Pour celui qui ne s’est jamais plongé dans cette littérature, il y a toujours un temps d’adaptation à prévoir. Une sorte de rodage. Rien que le titre, déjà. Monotobio. On navigue entre le plat de sushi et le genre littéraire. Car c’est bien d’une autobiographie dont il est question dans ce livre. Avec un style et une structure volontairement déroutante, Eric Chevillard enchaîne les épisodes, feignant l’absence de logique. « Puisque la Terre est ronde, nous sommes toujours sur sa pente, et roulant vers l’abîme ».  L’auteur n’y est pour rien, c’est lui-même qui le dit.

Mais bon, il y la littérature d’un côté, et de l’autre, en boucle, les écrans de chaînes d’info. Une sorte de dualité du temps. Le temps long, celui des cent pas dans un appartement. Et le temps de l’instantané, fait d’annonces et de mesures.

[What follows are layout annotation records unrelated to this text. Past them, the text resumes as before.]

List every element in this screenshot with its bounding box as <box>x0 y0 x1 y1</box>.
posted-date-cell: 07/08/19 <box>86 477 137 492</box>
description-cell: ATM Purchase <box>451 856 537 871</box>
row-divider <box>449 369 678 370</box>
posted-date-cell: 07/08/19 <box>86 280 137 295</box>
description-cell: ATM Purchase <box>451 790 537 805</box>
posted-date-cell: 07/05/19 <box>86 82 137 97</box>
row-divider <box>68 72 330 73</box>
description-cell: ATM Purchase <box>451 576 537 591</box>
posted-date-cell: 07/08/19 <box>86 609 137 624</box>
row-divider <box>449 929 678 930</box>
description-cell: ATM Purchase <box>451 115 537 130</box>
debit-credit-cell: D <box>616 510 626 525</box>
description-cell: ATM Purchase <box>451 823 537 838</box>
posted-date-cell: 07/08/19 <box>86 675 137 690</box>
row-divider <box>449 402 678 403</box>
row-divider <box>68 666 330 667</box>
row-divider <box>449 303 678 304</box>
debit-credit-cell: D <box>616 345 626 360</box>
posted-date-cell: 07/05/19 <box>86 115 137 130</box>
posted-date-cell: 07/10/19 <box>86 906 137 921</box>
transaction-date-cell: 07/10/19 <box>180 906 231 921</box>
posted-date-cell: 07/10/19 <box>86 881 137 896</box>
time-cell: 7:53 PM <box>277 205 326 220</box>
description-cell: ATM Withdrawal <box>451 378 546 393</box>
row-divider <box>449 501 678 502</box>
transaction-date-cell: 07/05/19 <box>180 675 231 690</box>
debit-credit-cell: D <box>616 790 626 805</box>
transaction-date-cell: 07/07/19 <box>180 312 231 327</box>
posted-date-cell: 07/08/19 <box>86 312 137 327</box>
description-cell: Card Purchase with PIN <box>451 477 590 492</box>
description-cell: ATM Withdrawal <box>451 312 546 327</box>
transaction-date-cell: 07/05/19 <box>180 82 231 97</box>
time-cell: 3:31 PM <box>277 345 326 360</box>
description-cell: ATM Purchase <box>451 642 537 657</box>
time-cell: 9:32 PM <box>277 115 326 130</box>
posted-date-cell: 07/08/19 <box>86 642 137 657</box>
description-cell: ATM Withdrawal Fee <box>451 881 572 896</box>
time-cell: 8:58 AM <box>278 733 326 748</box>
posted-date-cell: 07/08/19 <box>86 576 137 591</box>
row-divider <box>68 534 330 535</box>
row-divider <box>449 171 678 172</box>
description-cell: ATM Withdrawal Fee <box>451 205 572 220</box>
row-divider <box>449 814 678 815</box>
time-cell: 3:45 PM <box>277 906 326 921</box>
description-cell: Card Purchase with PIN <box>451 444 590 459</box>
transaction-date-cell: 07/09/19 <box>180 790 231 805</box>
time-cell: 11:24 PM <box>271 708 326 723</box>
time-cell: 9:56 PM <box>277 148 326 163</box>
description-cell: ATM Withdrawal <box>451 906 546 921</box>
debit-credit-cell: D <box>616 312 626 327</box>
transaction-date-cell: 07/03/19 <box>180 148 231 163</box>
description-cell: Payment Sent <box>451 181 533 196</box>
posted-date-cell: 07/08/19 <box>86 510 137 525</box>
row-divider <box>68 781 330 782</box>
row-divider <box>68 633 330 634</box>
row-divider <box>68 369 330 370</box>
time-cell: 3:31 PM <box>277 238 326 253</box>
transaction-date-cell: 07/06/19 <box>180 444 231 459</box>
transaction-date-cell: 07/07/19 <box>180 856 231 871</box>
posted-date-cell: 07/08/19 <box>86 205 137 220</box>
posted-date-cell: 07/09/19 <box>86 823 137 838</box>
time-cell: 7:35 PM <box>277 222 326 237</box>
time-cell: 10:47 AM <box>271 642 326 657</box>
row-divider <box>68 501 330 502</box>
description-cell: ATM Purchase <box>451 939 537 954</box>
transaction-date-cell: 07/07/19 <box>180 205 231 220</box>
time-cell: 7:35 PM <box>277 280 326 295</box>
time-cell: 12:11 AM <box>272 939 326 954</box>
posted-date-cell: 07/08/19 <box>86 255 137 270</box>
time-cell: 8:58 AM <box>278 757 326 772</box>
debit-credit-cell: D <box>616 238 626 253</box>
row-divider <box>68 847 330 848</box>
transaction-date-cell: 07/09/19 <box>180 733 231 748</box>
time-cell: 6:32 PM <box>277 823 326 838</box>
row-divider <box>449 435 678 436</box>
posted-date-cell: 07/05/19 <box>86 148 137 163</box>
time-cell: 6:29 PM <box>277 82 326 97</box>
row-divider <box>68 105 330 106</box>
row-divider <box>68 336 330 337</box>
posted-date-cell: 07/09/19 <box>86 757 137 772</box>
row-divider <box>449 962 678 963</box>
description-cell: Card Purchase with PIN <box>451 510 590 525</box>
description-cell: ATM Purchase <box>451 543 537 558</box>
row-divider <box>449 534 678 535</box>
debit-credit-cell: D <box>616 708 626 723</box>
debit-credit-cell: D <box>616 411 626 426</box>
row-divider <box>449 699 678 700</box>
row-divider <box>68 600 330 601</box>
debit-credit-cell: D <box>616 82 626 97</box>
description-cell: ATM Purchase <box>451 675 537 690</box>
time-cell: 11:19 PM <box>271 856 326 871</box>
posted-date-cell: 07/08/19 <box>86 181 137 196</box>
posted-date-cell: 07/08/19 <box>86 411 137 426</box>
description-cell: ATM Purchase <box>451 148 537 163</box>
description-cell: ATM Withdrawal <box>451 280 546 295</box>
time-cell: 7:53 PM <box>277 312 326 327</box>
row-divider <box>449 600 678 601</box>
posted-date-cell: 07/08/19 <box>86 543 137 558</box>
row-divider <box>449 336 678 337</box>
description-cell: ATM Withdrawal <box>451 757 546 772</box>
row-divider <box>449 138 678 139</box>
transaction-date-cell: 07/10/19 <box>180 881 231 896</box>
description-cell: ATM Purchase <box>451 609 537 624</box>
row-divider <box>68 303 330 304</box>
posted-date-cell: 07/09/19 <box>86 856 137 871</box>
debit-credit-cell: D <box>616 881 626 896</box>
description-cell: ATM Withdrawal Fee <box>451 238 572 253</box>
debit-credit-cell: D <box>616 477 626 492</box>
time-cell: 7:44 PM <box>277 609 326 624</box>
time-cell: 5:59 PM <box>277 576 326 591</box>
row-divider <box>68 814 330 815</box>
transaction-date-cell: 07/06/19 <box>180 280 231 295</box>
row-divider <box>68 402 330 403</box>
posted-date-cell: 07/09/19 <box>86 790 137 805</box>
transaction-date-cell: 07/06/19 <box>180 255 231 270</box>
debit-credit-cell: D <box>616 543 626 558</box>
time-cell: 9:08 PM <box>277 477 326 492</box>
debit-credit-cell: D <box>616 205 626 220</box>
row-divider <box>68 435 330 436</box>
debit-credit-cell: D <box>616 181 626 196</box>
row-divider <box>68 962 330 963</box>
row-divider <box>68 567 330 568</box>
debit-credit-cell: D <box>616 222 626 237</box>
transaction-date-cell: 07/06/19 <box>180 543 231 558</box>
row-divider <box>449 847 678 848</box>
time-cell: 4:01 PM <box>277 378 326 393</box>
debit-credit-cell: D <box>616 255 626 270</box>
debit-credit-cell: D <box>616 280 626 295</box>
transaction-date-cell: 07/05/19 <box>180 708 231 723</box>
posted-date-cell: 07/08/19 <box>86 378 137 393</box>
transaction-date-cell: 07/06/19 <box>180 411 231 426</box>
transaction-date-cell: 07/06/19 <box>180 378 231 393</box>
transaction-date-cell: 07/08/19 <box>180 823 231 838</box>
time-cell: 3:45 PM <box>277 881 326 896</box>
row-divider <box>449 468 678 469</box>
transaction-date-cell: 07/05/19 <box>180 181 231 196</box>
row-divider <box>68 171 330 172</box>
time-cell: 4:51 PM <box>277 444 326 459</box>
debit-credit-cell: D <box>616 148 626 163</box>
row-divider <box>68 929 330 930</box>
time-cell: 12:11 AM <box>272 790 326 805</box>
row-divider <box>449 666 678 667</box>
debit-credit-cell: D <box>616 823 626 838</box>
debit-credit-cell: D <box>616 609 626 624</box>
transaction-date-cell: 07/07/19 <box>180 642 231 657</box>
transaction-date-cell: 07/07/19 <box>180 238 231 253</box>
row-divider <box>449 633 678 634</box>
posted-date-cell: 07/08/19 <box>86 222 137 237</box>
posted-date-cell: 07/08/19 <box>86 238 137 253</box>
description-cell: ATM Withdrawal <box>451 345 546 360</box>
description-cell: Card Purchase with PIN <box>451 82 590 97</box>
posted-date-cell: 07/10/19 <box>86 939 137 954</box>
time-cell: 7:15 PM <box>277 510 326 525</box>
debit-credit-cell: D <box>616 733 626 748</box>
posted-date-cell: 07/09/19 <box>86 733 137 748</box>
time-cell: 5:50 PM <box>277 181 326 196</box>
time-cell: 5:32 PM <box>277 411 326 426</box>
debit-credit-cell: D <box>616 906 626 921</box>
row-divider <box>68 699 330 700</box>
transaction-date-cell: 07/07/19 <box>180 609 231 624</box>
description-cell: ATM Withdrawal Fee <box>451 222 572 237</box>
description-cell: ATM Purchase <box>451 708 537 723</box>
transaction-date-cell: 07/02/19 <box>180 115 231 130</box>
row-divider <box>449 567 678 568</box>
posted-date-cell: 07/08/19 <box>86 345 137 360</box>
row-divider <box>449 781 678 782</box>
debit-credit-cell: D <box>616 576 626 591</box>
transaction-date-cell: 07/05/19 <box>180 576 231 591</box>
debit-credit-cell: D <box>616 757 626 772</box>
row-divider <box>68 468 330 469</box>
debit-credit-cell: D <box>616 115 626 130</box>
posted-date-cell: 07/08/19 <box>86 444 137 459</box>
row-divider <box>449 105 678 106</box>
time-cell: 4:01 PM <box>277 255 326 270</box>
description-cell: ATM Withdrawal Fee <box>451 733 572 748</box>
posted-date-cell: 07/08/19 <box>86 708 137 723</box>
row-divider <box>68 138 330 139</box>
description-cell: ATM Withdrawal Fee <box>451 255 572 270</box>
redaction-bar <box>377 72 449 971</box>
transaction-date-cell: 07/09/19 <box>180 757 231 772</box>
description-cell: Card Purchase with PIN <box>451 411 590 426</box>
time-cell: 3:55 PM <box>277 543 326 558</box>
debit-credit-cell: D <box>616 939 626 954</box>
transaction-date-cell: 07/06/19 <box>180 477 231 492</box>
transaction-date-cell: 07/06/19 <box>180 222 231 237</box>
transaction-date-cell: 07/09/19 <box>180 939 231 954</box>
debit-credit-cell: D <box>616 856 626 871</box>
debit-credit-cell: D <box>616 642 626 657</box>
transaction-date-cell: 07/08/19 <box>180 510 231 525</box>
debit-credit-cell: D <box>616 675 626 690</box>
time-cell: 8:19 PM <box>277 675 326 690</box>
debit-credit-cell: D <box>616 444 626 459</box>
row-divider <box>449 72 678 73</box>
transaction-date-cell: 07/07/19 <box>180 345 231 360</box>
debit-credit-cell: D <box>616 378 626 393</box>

Et forcément, encore une fois, on est tenté de poser des ponts imaginaires entre les deux : « Tout se paye. Nous vivons sous la barre de l’addition, toujours occupés à régler nos factures, à tenter d’éviter la faillite »… Nostradamus quand tu nous tiens.

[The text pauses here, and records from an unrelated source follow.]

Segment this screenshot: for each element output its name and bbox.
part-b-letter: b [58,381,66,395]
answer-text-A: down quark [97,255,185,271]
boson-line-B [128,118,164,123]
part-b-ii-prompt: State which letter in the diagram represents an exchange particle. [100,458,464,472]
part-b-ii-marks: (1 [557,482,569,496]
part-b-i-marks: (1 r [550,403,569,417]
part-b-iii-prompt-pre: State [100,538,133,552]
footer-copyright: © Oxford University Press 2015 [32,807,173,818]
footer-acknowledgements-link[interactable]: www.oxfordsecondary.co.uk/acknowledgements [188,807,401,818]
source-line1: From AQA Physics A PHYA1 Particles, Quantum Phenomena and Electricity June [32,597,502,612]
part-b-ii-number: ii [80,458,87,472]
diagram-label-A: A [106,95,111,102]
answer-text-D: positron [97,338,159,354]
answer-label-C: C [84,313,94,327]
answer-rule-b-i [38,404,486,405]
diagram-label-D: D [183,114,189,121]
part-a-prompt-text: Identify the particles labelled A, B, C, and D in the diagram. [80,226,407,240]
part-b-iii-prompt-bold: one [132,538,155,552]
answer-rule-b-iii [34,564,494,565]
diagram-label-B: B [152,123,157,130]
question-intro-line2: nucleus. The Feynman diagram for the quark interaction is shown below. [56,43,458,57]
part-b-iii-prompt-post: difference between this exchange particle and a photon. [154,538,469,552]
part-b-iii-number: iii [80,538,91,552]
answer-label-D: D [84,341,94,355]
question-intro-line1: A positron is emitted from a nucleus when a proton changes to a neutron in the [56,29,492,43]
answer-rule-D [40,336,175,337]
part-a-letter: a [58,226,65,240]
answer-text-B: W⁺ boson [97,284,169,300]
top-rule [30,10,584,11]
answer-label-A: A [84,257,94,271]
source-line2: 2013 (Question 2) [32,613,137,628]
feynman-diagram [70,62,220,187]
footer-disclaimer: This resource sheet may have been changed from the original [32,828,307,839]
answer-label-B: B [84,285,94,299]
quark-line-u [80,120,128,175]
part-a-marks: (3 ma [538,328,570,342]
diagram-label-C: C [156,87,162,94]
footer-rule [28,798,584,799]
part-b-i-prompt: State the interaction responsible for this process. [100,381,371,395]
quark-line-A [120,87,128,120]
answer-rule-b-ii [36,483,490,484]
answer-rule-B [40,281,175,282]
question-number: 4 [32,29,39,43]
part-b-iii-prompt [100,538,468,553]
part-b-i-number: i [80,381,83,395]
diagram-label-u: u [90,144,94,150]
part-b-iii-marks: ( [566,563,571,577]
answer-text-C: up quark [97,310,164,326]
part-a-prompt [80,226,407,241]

On aurait donc bien voulu s’essayer à la critique littéraire, mais quelque chose manquait, ou était en trop. Une forme de gravité dans l’air. On aurait aimé prendre l’auteur au mot « parfois au moins il existe une explication simple à l’enchaînement catastrophique des événements » mais on ne trouvait pas. Et puis disons-le, même si l’on adore lire Chevillard, réussir à en parler clairement est une autre paire de manches.

Alors que retiendra-t-on de ce roman. Pas grand chose hélas, et ce quand bien même le livre était bon. Pas grand chose donc si ce n’est qu’il nous a tenu compagnie et diverti un jour où on avait pas tout à fait la tête à rire.

« Et ma foi, quand la rampe de ce toboggan mène à la cave, on se félicite d’être le jouet de la fatalité ».